Perencanaan pembangunan partisipatif merupakan pola pendekatan perencanaan pembangunan yang melibatkan peran serta masyarakat pada umumnya bukan saja sebagai obyek tetapi sekaligus sebagai subyek pembangunan, sehingga nuansa yang dikembangkan dalam perencanaan pembangunan benar-benar dari bawah (bottom-up approach). Nampaknya mudah dan indah kedengarannya, tetapi jelas tidak mudah implementasinya karena banyak factor yang perlu dipertimbangkan, termasuk bagaimana sosialisasi konsep itu di tengah-tengah masyarakat.

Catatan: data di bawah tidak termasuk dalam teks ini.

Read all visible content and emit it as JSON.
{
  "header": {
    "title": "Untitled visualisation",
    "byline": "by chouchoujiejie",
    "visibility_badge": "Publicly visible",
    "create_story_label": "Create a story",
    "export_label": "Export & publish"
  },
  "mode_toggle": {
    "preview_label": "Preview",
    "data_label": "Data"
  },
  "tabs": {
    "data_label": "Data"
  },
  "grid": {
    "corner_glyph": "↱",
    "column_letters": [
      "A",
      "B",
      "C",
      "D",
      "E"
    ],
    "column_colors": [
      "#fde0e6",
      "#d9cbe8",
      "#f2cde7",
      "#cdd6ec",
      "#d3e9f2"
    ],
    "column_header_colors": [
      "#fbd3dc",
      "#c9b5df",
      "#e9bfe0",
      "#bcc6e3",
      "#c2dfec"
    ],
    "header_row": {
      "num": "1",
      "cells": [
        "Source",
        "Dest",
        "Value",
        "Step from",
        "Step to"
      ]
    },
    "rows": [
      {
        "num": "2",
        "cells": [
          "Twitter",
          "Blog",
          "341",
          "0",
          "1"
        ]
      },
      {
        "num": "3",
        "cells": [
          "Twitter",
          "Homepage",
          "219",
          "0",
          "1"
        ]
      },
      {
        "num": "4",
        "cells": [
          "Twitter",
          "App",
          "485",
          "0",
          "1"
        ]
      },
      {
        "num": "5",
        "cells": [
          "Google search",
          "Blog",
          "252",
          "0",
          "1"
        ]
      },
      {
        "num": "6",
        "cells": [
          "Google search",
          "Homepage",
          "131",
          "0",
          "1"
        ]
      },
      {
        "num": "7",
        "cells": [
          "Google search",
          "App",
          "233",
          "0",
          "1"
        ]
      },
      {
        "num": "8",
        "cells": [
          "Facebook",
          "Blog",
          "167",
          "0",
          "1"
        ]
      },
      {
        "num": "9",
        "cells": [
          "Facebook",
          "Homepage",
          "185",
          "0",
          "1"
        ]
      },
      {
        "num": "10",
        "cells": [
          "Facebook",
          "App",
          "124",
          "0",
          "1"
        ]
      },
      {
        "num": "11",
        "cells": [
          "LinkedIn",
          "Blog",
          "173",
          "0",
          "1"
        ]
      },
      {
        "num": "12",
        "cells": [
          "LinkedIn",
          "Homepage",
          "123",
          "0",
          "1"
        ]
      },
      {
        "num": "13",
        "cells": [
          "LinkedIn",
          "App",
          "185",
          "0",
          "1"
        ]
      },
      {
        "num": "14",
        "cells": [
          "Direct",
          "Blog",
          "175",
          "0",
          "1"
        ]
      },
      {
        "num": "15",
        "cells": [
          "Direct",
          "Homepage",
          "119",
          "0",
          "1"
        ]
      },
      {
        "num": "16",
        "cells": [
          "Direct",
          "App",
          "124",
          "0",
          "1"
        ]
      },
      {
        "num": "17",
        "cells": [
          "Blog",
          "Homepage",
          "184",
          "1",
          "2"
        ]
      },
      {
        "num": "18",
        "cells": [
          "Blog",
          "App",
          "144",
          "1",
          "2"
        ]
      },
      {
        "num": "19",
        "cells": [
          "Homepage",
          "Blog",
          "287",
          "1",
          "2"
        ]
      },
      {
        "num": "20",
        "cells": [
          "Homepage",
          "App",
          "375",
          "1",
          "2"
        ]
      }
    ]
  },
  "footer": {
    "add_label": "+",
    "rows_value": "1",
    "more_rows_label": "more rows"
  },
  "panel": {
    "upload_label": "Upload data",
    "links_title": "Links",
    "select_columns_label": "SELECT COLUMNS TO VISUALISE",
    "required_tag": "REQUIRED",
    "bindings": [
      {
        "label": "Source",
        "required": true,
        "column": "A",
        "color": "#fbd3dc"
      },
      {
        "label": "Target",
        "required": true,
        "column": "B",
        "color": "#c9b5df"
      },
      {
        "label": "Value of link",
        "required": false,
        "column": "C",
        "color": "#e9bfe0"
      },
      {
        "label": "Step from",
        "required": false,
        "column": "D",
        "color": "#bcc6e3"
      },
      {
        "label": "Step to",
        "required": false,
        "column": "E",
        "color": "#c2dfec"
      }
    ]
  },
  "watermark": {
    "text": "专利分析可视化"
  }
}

Meskipun demikian, perencanaan pembangunan yang melibatkan semua unsur / komponen yang ada dalam masyarakat tanpa membeda-bedakan ras, golongan, agama, status sosial, pendidikan, tersebut paling tidak merupakan langkah positif yang patut untuk dicermati dan dikembangkan secara berkesinambungan baik dalam tataran wacana pemikiran maupun dalam tataran implementasinya di tengah-tengah masyarakat. Sekaligus, pendekatan baru dalam perencanaan pembangunan ini yang membedakan dengan pola-pola pendekatan perencanaan pembangunan sebelumnya yang cenderung sentralistik.
Nah, dengan era otonomi daerah yang tengah dikembangkan di tengah-tengah masyarakat dengan asas desentralisasi ini diharapkan kesejahteraan masyarakat dalam pengertian yang luas menjadi semakin baik dan meningkat. Lagipula, pola pendekatan perencanaan pembangunan ini sekaligus menjadi wahana pembelajaran demokrasi yang sangat baik bagi masyarakat. Hal ini tercermin bagaimana masyarakat secara menyeluruh mampu melakukan proses demokratisasi yang baik melalui forum-forum musyawarah yang melibatkan semua unsur warga masyarakat mulai dari level RT (Rukun Tetangga), RW (Rukun Warga), Kelurahan, Kecamatan, sampai Kota.
Penggerak Pembangunan
Dalam pola pendekatan perencanaan pembangunan partisipatif yang sedang dikembangkan ini pada dasarnya yang menjadi ujung tombak dan sekaligus garda terdepan bagi berhasilnya pendekatan perencanaan pembangunan partisipatif tiada lain adalah sejauhmana keterlibatan warga termasuk pengurus RT dan RW dalam melakukan perencanaan, pelaksanaan, dan pengawasan program-program pembangunan yang ada di lingkup RT dan RW tersebut.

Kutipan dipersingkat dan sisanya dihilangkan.